A twenty nine year old women with a brain tumor has
chosen to end her own life with her family and friends present. She has set a
date and a method.
Her situation is out of control, but is it
appropriate to take control where she can?
Maynard found out this spring she
has the most lethal form of
brain cancer. Doctors told her she may only have
six months to live. Her medication has drastically changed her appearance, but
she's decided to forgo aggressive treatment and die, as she puts it, with
dignity.
(http://www.cbsnews.com/news/brittany-maynard-dying-with-dignity-before-cancer-takes-her-life).
From a medical standpoint it’s clear that there are those within
that field that understand the choice this patient is making.
"University of Southern California Norris Westside Cancer Center
director Dr. David Agus said on "CBS This Morning." "We can take
away pain, we can take away symptoms that you may have, but at the same time,
we can't restore dignity," he said.
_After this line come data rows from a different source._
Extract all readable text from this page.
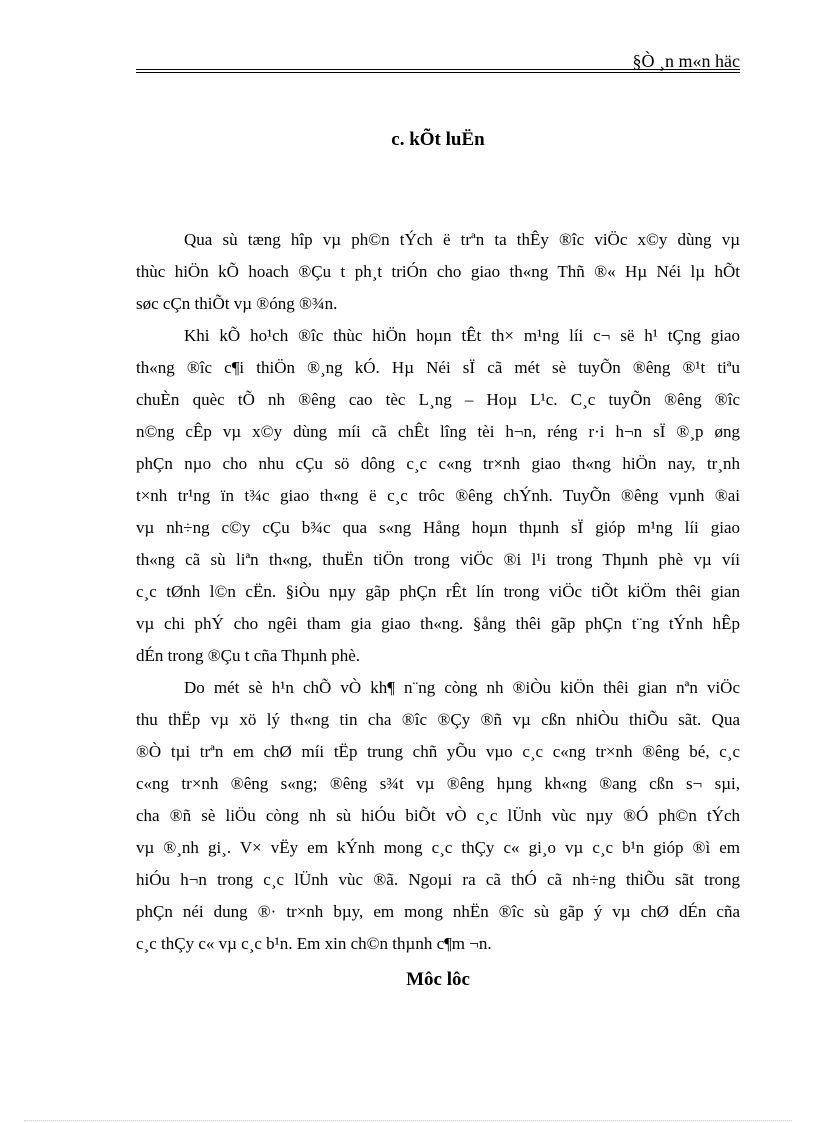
§Ò ¸n m«n häc
c. kÕt luËn
Qua sù tæng hîp vµ ph©n tÝch ë trªn ta thÊy ®îc viÖc x©y dùng vµ
thùc hiÖn kÕ hoach ®Çu t ph¸t triÓn cho giao th«ng Thñ ®« Hµ Néi lµ hÕt
søc cÇn thiÕt vµ ®óng ®¾n.
Khi kÕ ho¹ch ®îc thùc hiÖn hoµn tÊt th× m¹ng líi c¬ së h¹ tÇng giao
th«ng ®îc c¶i thiÖn ®¸ng kÓ. Hµ Néi sÏ cã mét sè tuyÕn ®êng ®¹t tiªu
chuÈn quèc tÕ nh ®êng cao tèc L¸ng – Hoµ L¹c. C¸c tuyÕn ®êng ®îc
n©ng cÊp vµ x©y dùng míi cã chÊt lîng tèi h¬n, réng r·i h¬n sÏ ®¸p øng
phÇn nµo cho nhu cÇu sö dông c¸c c«ng tr×nh giao th«ng hiÖn nay, tr¸nh
t×nh tr¹ng ïn t¾c giao th«ng ë c¸c trôc ®êng chÝnh. TuyÕn ®êng vµnh ®ai
vµ nh÷ng c©y cÇu b¾c qua s«ng Hång hoµn thµnh sÏ gióp m¹ng líi giao
th«ng cã sù liªn th«ng, thuËn tiÖn trong viÖc ®i l¹i trong Thµnh phè vµ víi
c¸c tØnh l©n cËn. §iÒu nµy gãp phÇn rÊt lín trong viÖc tiÕt kiÖm thêi gian
vµ chi phÝ cho ngêi tham gia giao th«ng. §ång thêi gãp phÇn t¨ng tÝnh hÊp
dÉn trong ®Çu t cña Thµnh phè.
Do mét sè h¹n chÕ vÒ kh¶ n¨ng còng nh ®iÒu kiÖn thêi gian nªn viÖc
thu thËp vµ xö lý th«ng tin cha ®îc ®Çy ®ñ vµ cßn nhiÒu thiÕu sãt. Qua
®Ò tµi trªn em chØ míi tËp trung chñ yÕu vµo c¸c c«ng tr×nh ®êng bé, c¸c
c«ng tr×nh ®êng s«ng; ®êng s¾t vµ ®êng hµng kh«ng ®ang cßn s¬ sµi,
cha ®ñ sè liÖu còng nh sù hiÓu biÕt vÒ c¸c lÜnh vùc nµy ®Ó ph©n tÝch
vµ ®¸nh gi¸. V× vËy em kÝnh mong c¸c thÇy c« gi¸o vµ c¸c b¹n gióp ®ì em
hiÓu h¬n trong c¸c lÜnh vùc ®ã. Ngoµi ra cã thÓ cã nh÷ng thiÕu sãt trong
phÇn néi dung ®· tr×nh bµy, em mong nhËn ®îc sù gãp ý vµ chØ dÉn cña
c¸c thÇy c« vµ c¸c b¹n. Em xin ch©n thµnh c¶m ¬n.
Môc lôc
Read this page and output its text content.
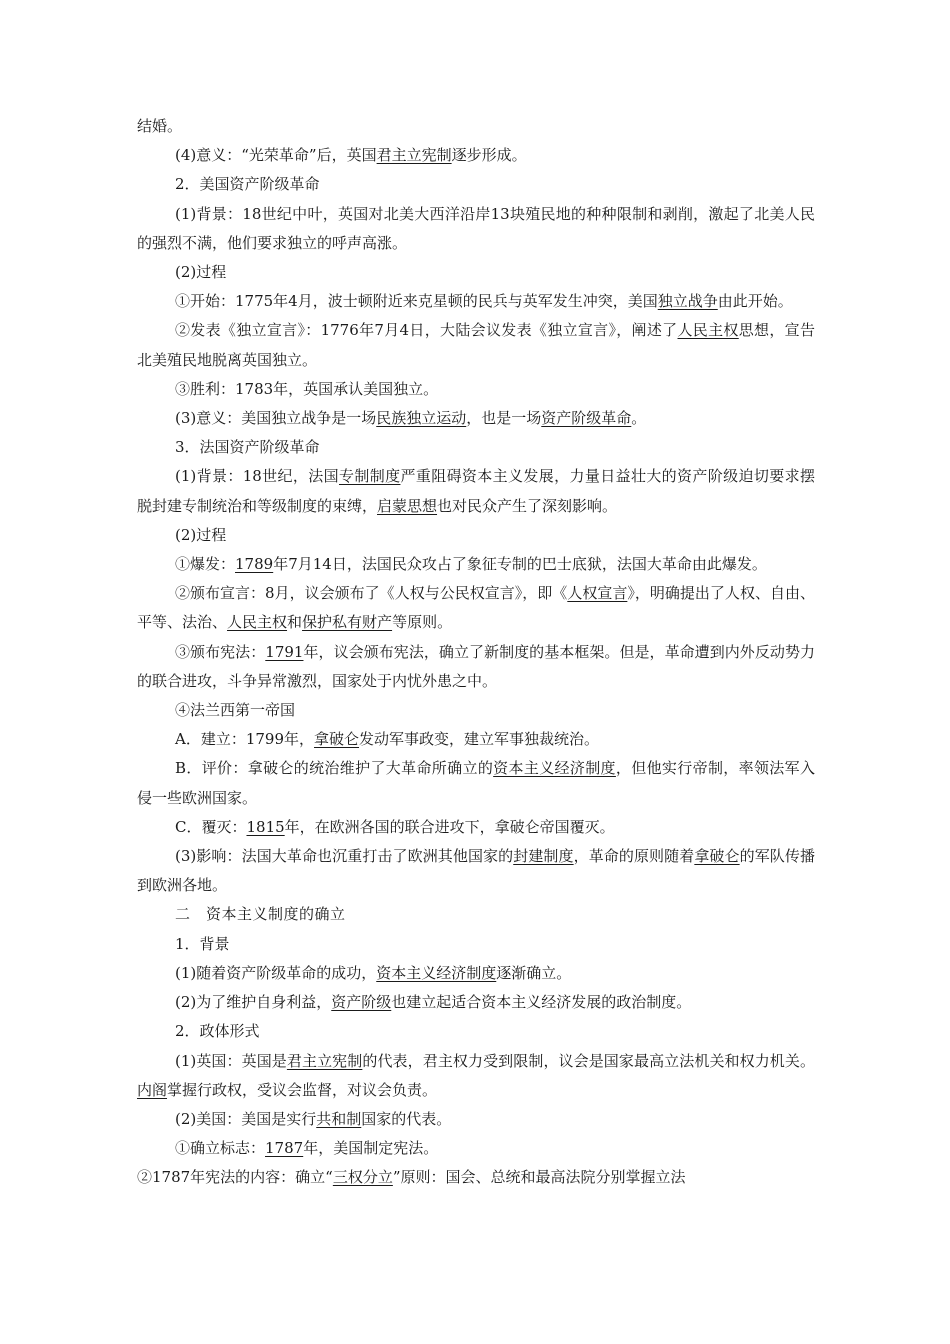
结婚。

(4)意义：“光荣革命”后，英国君主立宪制逐步形成。

2．美国资产阶级革命

(1)背景：18世纪中叶，英国对北美大西洋沿岸13块殖民地的种种限制和剥削，激起了北美人民的强烈不满，他们要求独立的呼声高涨。

(2)过程

①开始：1775年4月，波士顿附近来克星顿的民兵与英军发生冲突，美国独立战争由此开始。

②发表《独立宣言》：1776年7月4日，大陆会议发表《独立宣言》，阐述了人民主权思想，宣告北美殖民地脱离英国独立。

③胜利：1783年，英国承认美国独立。

(3)意义：美国独立战争是一场民族独立运动，也是一场资产阶级革命。

3．法国资产阶级革命

(1)背景：18世纪，法国专制制度严重阻碍资本主义发展，力量日益壮大的资产阶级迫切要求摆脱封建专制统治和等级制度的束缚，启蒙思想也对民众产生了深刻影响。

(2)过程

①爆发：1789年7月14日，法国民众攻占了象征专制的巴士底狱，法国大革命由此爆发。

②颁布宣言：8月，议会颁布了《人权与公民权宣言》，即《人权宣言》，明确提出了人权、自由、平等、法治、人民主权和保护私有财产等原则。

③颁布宪法：1791年，议会颁布宪法，确立了新制度的基本框架。但是，革命遭到内外反动势力的联合进攻，斗争异常激烈，国家处于内忧外患之中。

④法兰西第一帝国

A．建立：1799年，拿破仑发动军事政变，建立军事独裁统治。

B．评价：拿破仑的统治维护了大革命所确立的资本主义经济制度，但他实行帝制，率领法军入侵一些欧洲国家。

C．覆灭：1815年，在欧洲各国的联合进攻下，拿破仑帝国覆灭。

(3)影响：法国大革命也沉重打击了欧洲其他国家的封建制度，革命的原则随着拿破仑的军队传播到欧洲各地。

二　资本主义制度的确立

1．背景

(1)随着资产阶级革命的成功，资本主义经济制度逐渐确立。

(2)为了维护自身利益，资产阶级也建立起适合资本主义经济发展的政治制度。

2．政体形式

(1)英国：英国是君主立宪制的代表，君主权力受到限制，议会是国家最高立法机关和权力机关。内阁掌握行政权，受议会监督，对议会负责。

(2)美国：美国是实行共和制国家的代表。

①确立标志：1787年，美国制定宪法。

②1787年宪法的内容：确立“三权分立”原则：国会、总统和最高法院分别掌握立法
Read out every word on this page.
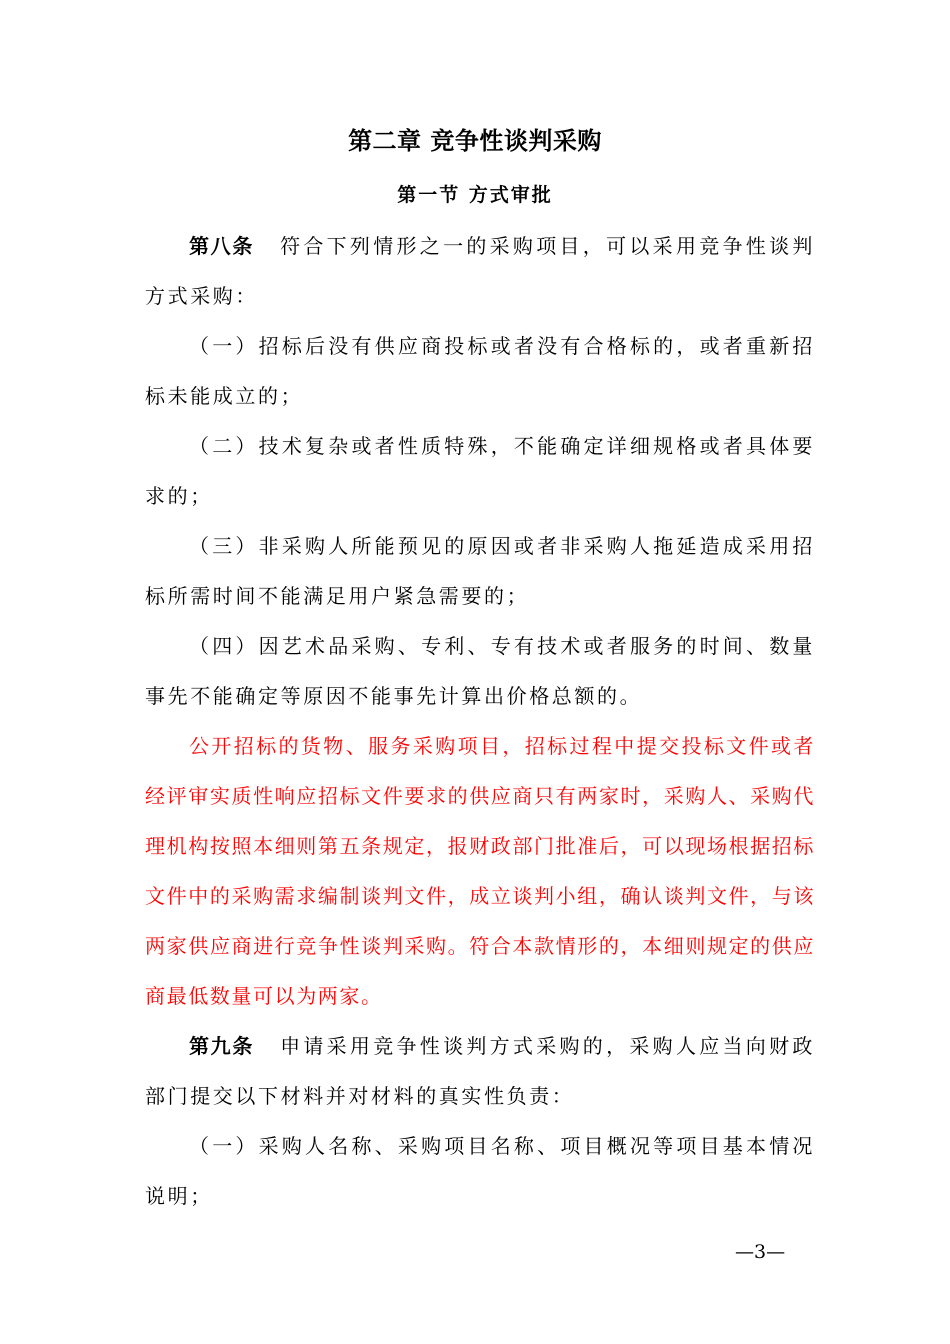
第二章 竞争性谈判采购
第一节 方式审批

第八条 符合下列情形之一的采购项目，可以采用竞争性谈判方式采购：

（一）招标后没有供应商投标或者没有合格标的，或者重新招标未能成立的；

（二）技术复杂或者性质特殊，不能确定详细规格或者具体要求的；

（三）非采购人所能预见的原因或者非采购人拖延造成采用招标所需时间不能满足用户紧急需要的；

（四）因艺术品采购、专利、专有技术或者服务的时间、数量事先不能确定等原因不能事先计算出价格总额的。

公开招标的货物、服务采购项目，招标过程中提交投标文件或者经评审实质性响应招标文件要求的供应商只有两家时，采购人、采购代理机构按照本细则第五条规定，报财政部门批准后，可以现场根据招标文件中的采购需求编制谈判文件，成立谈判小组，确认谈判文件，与该两家供应商进行竞争性谈判采购。符合本款情形的，本细则规定的供应商最低数量可以为两家。

第九条 申请采用竞争性谈判方式采购的，采购人应当向财政部门提交以下材料并对材料的真实性负责：

（一）采购人名称、采购项目名称、项目概况等项目基本情况说明；

—3—
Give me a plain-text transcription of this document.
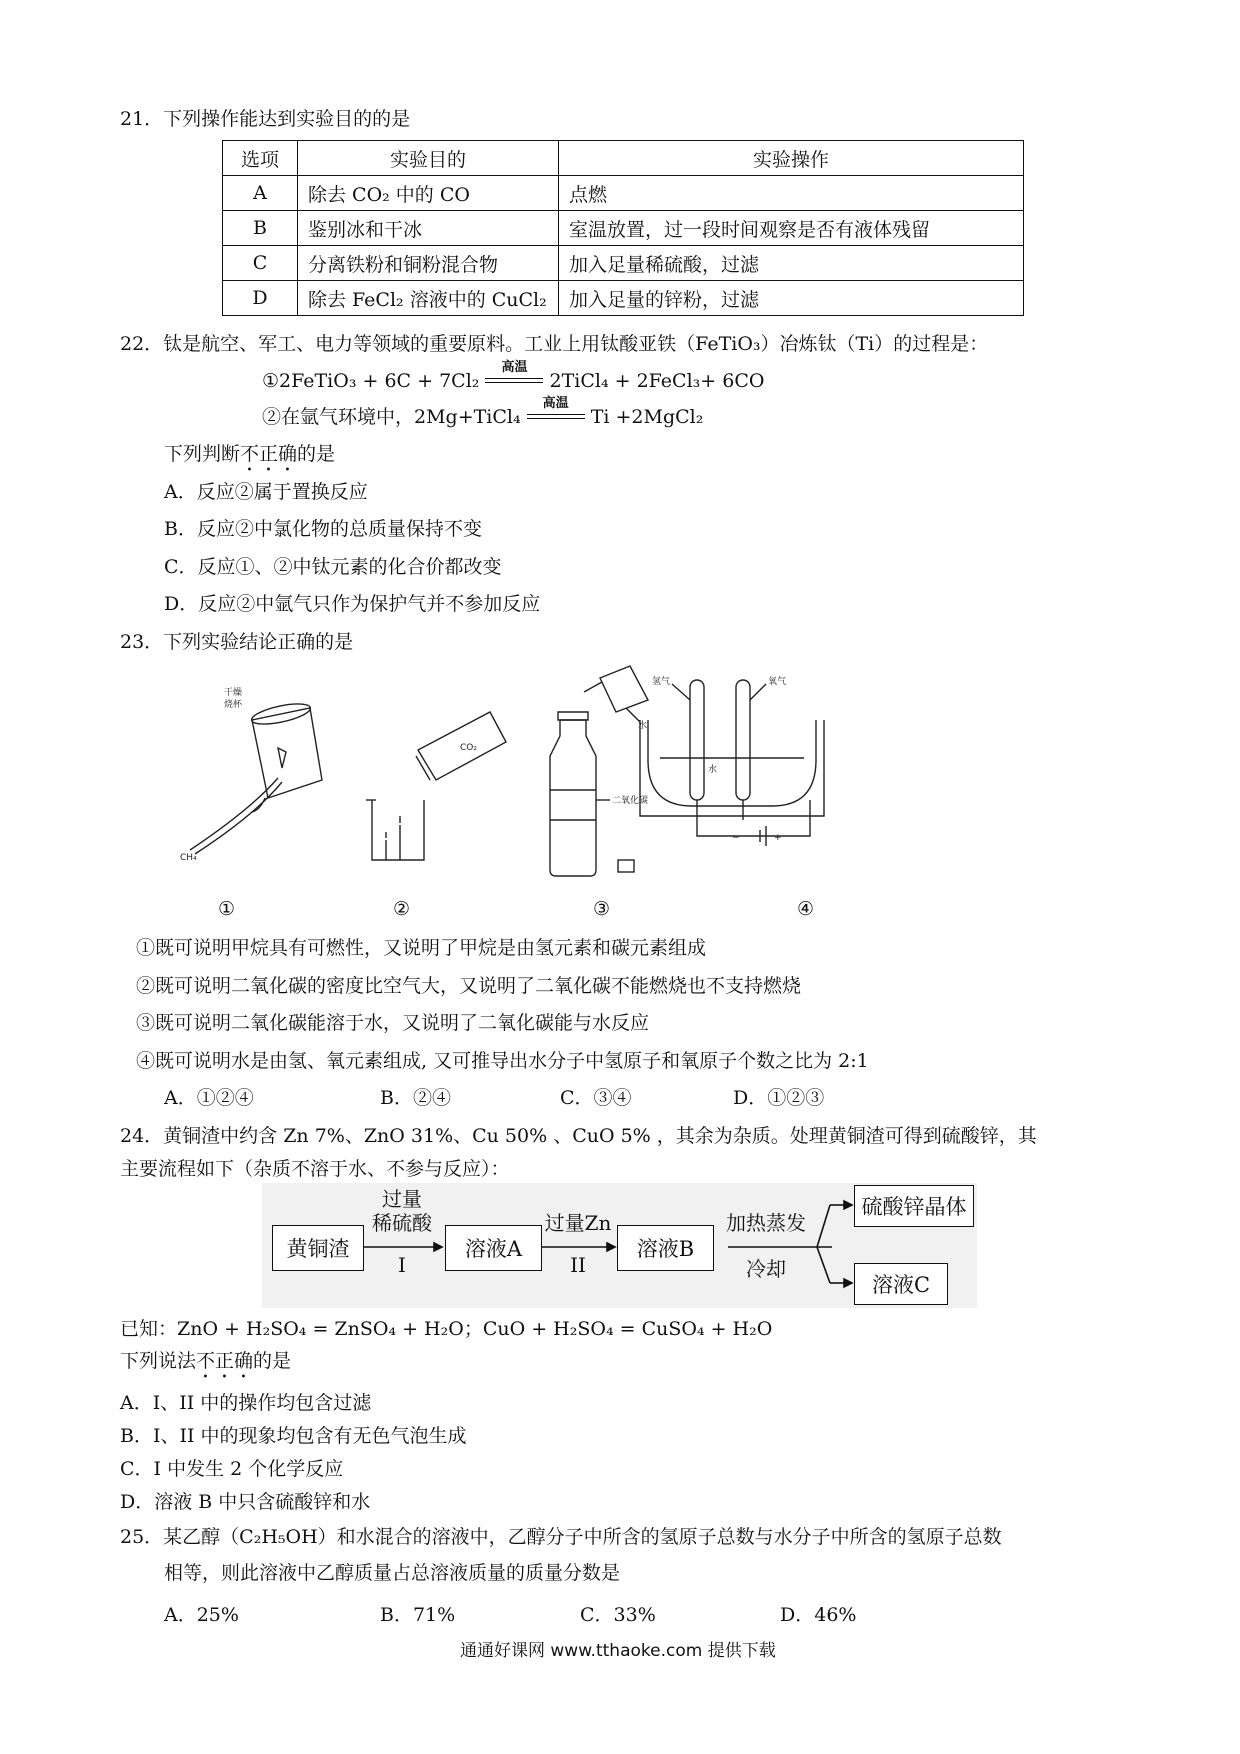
21．下列操作能达到实验目的的是
选项	实验目的	实验操作
A	除去 CO₂ 中的 CO	点燃
B	鉴别冰和干冰	室温放置，过一段时间观察是否有液体残留
C	分离铁粉和铜粉混合物	加入足量稀硫酸，过滤
D	除去 FeCl₂ 溶液中的 CuCl₂	加入足量的锌粉，过滤
22．钛是航空、军工、电力等领域的重要原料。工业上用钛酸亚铁（FeTiO₃）冶炼钛（Ti）的过程是：
①2FeTiO₃ + 6C + 7Cl₂
高温
2TiCl₄ + 2FeCl₃+ 6CO
②在氩气环境中，2Mg+TiCl₄
高温
Ti +2MgCl₂
下列判断不正确的是
A．反应②属于置换反应
B．反应②中氯化物的总质量保持不变
C．反应①、②中钛元素的化合价都改变
D．反应②中氩气只作为保护气并不参加反应
23．下列实验结论正确的是
干燥
烧杯
CH₄
CO₂
水
二氧化碳
氢气	氧气
水
−	+
①	②	③	④
①既可说明甲烷具有可燃性，又说明了甲烷是由氢元素和碳元素组成
②既可说明二氧化碳的密度比空气大，又说明了二氧化碳不能燃烧也不支持燃烧
③既可说明二氧化碳能溶于水，又说明了二氧化碳能与水反应
④既可说明水是由氢、氧元素组成, 又可推导出水分子中氢原子和氧原子个数之比为 2:1
A．①②④	B．②④	C．③④	D．①②③
24．黄铜渣中约含 Zn 7%、ZnO 31%、Cu 50% 、CuO 5% ，其余为杂质。处理黄铜渣可得到硫酸锌，其
主要流程如下（杂质不溶于水、不参与反应）：
黄铜渣
过量
稀硫酸
I
溶液A
过量Zn
II
溶液B
加热蒸发
冷却
硫酸锌晶体
溶液C
已知：ZnO + H₂SO₄ = ZnSO₄ + H₂O；CuO + H₂SO₄ = CuSO₄ + H₂O
下列说法不正确的是
A．I、II 中的操作均包含过滤
B．I、II 中的现象均包含有无色气泡生成
C．I 中发生 2 个化学反应
D．溶液 B 中只含硫酸锌和水
25．某乙醇（C₂H₅OH）和水混合的溶液中，乙醇分子中所含的氢原子总数与水分子中所含的氢原子总数
相等，则此溶液中乙醇质量占总溶液质量的质量分数是
A．25%	B．71%	C．33%	D．46%
通通好课网 www.tthaoke.com 提供下载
He also sees her story as a two-fold
failure of the medical system. “One is, we can't treat this horrible
cancer," he said. "And the second is, she and most cancer patients
don't trust physicians to be able to alleviate most of the symptoms at the end
of life and restore dignity (http://www.cbsnews.com/news/brittany-maynard-dying-with-dignity-before-cancer-takes-her-life).
It’s an area where the U.S.
health care system is falling short, according to renowned surgeon,
best-selling author and New Yorker writer Dr. Atul Gawande “You don’t
have to spend much time with the elderly or those with terminal illness to see,
over and over and over again, how medicine fails the people it is supposed to
help,” says Gawande, who practices at Brigham and Women’s Hospital and
Dana-Farber Cancer Institute in Boston. “Hope is not a plan. We find from our
trials that we are literally inflicting therapies on people that shorten their
lives and increase their suffering, due to an inability to come to good
decisions.” (http://www.pbs.org/wgbh/pages/frontline/inside-frontline/how-should-doctors-help-terminally-ill-patients-prepare-for-death).
The bottom line is she going
to die and will do it her way.
This to me seems no different than anyone else who is contemplating suicide. they may not have brain cancer and short time to live. But, they do have problems too and want to die because of them. What defines "dignity"? do we think of someone who suffers through the pain and suffering of a disease to have no dignity? I understand that pain can get so bad that a person would want to die but that doesn't mean it should be acted upon.